The new national Aged Care Quality Standards, which apply to all aged care settings including residential and in-home aged care services, have launched today (1 July).
The new standards complement the single Charter of Aged Care Rights, which also comes into effect from today to support the rights of all people receiving aged care services.
The new standards and single charter cover all aged care services including residential services, home care, short-term restorative care, the Commonwealth Home Support Program and the National Aboriginal and Torres Strait Islander Flexible Aged Care Program.
Aged Care Quality and Safety Commissioner Janet Anderson PSM said the new standards raise the bar by strengthening the focus on consumer-centred care which respects the dignity and identity of the individual and seeks to improve their experiences and outcomes of care.
“The new standards require aged care providers to work with each of their consumers to ensure that they receive safe, quality care that is shaped by the consumer’s needs, goals and preferences,” she said.
“The new standards are an important step in aged care reform which will help providers to clarify their responsibilities and help consumers to know what they can expect from aged care services.
“The new standards were developed following extensive consultation with consumers, service providers, experts and the wider community.”
Anderson said she was impressed by the commitment shown by aged care providers in their preparation for the introduction of the new standards, and that support from the Commission will continue after 1 July.
“Over the last year, we have seen more than 30,000 people across Australia access the face-to-face education sessions and online training videos regarding the new standards.
“Recently, the Commission distributed a provider education pack to over 5,000 aged care services to support their preparations, and all material is available for download on the Commission website.”
The new aged care quality standards include the following:
- Consumer dignity and choice
- Ongoing assessment and planning with consumers
- Personal care and clinical care
- Services and supports for daily living
- Organisation’s service environment
- Feedback and complaints
- Human resources
- Organisational governance
Industry welcomes reforms
Aged & Community Services Australia (ACSA) has welcomed the release of the new standards. ACSA CEO Patricia Sparrow said: “Standards which focus more on the individual is an important step forward in how we deliver quality care to older Australians. Aged care providers have engaged fully in the consultation process to develop the standards and have been working hard to be ready for their implementation.”
Leading Age Services Australia (LASA) CEO Sean Rooney said the new standards focus on outcomes for older Australians and reflect the level of care and quality of services the community expects.
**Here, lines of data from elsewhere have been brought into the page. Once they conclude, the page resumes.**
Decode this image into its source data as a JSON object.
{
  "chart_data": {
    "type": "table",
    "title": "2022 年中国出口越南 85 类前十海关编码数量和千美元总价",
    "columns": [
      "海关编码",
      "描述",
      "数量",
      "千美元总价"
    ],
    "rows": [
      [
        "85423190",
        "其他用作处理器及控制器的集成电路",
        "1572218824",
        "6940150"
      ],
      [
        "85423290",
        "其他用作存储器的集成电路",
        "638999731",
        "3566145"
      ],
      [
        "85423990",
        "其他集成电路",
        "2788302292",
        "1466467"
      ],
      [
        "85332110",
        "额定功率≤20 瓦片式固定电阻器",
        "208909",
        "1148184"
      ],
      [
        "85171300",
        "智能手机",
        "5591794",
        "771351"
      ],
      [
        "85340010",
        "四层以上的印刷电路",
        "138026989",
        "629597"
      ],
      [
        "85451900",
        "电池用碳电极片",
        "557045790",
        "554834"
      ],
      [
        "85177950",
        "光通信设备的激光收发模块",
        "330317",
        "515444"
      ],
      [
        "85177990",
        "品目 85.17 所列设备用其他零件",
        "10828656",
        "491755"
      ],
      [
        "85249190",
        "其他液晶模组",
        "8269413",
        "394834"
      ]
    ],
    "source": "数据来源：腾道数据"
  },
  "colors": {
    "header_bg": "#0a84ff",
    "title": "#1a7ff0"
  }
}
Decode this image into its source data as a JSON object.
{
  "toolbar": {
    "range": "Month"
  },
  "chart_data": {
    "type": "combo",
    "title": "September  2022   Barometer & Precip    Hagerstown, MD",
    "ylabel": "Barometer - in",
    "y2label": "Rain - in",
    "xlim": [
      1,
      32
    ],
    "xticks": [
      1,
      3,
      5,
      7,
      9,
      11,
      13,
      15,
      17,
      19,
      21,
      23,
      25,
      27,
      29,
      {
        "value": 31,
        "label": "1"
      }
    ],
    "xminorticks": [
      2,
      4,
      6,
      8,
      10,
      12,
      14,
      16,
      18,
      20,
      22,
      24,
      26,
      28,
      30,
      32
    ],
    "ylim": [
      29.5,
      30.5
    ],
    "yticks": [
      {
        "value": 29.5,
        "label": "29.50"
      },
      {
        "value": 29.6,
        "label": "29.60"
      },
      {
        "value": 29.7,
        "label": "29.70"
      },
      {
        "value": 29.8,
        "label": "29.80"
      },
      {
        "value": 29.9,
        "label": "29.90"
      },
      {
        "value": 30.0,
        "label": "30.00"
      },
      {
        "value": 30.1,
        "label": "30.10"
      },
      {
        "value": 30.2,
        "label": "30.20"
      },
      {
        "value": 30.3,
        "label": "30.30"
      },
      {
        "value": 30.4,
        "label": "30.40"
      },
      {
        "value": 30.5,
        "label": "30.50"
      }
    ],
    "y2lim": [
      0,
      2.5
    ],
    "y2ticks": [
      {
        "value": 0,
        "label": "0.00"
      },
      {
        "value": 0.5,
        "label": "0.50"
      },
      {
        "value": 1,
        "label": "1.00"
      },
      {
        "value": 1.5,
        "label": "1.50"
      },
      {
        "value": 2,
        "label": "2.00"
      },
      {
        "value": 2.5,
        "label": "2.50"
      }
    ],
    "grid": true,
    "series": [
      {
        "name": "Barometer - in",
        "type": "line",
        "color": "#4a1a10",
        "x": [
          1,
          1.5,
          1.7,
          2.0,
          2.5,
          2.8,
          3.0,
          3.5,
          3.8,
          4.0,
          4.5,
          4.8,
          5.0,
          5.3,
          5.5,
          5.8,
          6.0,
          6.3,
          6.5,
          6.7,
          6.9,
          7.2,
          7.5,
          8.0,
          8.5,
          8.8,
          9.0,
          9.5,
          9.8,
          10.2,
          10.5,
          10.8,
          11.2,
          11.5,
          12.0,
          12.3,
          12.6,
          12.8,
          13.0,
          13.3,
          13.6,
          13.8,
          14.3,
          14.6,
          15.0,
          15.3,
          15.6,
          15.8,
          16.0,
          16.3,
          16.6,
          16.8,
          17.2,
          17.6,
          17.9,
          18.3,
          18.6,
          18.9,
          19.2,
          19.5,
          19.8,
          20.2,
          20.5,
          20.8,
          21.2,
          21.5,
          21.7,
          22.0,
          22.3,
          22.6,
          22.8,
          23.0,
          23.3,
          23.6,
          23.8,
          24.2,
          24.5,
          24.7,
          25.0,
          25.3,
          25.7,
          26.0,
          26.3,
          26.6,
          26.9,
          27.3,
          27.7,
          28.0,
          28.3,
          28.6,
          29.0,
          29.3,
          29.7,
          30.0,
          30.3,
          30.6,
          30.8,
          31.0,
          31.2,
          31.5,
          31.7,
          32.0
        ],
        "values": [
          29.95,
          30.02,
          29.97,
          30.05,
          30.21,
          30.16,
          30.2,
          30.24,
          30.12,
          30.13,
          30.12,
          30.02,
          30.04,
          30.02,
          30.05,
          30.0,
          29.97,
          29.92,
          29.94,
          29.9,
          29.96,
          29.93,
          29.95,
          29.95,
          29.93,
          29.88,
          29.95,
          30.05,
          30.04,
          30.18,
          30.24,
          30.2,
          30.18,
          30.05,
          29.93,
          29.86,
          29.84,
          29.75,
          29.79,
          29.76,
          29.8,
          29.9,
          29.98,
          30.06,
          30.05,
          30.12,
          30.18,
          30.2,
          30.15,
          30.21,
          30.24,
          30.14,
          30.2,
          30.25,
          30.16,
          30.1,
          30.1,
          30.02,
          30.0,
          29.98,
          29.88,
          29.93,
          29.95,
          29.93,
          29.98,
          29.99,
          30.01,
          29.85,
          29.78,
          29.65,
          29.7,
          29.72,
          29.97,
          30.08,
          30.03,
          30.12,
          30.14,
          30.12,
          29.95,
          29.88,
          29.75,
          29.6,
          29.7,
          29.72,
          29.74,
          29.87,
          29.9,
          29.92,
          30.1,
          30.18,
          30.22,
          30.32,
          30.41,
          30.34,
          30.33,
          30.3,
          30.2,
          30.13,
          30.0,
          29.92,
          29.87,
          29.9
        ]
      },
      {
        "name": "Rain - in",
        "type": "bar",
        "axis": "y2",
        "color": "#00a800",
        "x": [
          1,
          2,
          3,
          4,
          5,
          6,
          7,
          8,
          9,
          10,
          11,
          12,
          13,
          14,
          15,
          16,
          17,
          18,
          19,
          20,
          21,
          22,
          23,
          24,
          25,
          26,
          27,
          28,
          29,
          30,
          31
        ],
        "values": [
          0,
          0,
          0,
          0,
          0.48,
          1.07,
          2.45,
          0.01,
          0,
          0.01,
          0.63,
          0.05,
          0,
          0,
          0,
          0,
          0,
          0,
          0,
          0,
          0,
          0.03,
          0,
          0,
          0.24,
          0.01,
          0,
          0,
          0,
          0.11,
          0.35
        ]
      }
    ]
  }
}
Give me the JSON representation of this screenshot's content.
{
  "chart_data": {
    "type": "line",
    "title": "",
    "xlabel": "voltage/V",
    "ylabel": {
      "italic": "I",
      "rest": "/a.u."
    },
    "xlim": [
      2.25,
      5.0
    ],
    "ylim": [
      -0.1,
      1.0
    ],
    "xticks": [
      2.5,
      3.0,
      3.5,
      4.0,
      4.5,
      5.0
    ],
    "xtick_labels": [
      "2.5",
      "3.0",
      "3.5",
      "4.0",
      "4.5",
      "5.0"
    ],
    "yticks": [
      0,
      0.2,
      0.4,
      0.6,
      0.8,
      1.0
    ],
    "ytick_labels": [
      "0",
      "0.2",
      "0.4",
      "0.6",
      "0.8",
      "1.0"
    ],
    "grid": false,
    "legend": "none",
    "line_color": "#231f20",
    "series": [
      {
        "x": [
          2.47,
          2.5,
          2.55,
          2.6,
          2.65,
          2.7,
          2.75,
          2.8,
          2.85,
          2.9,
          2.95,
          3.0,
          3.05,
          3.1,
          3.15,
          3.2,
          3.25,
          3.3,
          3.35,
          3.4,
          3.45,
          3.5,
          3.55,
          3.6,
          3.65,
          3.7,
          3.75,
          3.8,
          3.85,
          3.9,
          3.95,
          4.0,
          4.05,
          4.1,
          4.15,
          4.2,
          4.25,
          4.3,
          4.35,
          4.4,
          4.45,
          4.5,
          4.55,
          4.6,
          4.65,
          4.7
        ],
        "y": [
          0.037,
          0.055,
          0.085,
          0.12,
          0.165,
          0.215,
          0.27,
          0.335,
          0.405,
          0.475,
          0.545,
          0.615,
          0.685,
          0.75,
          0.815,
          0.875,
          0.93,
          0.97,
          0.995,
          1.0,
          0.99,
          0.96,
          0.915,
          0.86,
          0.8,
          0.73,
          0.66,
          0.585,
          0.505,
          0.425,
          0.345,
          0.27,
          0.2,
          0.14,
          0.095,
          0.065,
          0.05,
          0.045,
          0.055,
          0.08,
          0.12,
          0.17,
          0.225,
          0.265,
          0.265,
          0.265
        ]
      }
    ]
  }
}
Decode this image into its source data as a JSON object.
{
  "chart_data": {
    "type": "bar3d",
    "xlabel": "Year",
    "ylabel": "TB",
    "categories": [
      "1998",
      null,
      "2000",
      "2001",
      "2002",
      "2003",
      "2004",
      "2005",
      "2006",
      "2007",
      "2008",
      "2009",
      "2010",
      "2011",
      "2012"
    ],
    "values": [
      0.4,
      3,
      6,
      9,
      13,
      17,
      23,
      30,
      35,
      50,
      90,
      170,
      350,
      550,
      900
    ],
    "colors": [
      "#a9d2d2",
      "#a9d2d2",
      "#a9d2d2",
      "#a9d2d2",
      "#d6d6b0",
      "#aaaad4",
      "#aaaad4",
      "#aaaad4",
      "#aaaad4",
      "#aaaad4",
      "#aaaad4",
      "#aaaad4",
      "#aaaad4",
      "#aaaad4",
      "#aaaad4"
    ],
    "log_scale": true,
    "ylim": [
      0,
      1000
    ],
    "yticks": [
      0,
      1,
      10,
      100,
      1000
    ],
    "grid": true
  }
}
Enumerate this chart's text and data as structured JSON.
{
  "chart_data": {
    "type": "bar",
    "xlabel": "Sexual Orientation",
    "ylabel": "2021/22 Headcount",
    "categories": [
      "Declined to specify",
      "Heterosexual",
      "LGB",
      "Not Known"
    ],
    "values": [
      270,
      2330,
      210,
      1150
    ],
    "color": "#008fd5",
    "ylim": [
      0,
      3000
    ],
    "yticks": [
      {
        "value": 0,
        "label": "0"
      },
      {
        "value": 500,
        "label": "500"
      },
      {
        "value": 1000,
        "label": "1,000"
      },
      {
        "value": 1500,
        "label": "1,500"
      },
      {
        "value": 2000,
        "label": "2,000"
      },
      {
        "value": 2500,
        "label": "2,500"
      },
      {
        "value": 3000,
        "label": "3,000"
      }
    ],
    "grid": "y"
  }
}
“Rather than just focusing on processes, the structure of the standards allows assessment and monitoring to focus on consumer outcomes and consider evidence of the consumer’s experience and the systems and processes that the organisation has in place to support safe, high quality care and services.
“The new standards, which replace the four previous sets of aged care standards, will apply to all service settings, whilst also protecting the rights of older Australians and ensuring responsibility and accountability for their care.”
He said while the new standards will improve accountability and help drive continuous improvement, there was still an immediate need to address critical funding issues to ensure providers are adequately resourced to meet the needs and expectations of those they care for.
Cleaning relevant to standards
LASA’s general manager policy and advocacy Tim Hicks said cleaning and infection prevention is particularly relevant to standards on organisational governance (8), the organisation’s service environment (5), services and supports for daily living (4) and personal care and clinical care (3).
“Standard 5 specifically requires aged care providers to demonstrate that their service environment is safe, clean, well maintained and comfortable; and enables consumers to move freely, both indoors and outdoors; and that furniture, fittings and equipment are safe, clean, well maintained and suitable for the consumer,” Hicks said.
“A provider’s service environment means the physical environment through which care and services are delivered, but does not include an individual’s privately owned or occupied home at which in-home services are provided.
“The safety and quality of care provided for older Australians is not negotiable and clearly a clean and well maintained service environment forms a significant part of that commitment.”
The Aged Care Quality and Safety Commission also began monitoring and assessing provider performance against the Aged Care Quality Standards from 1 July 2019.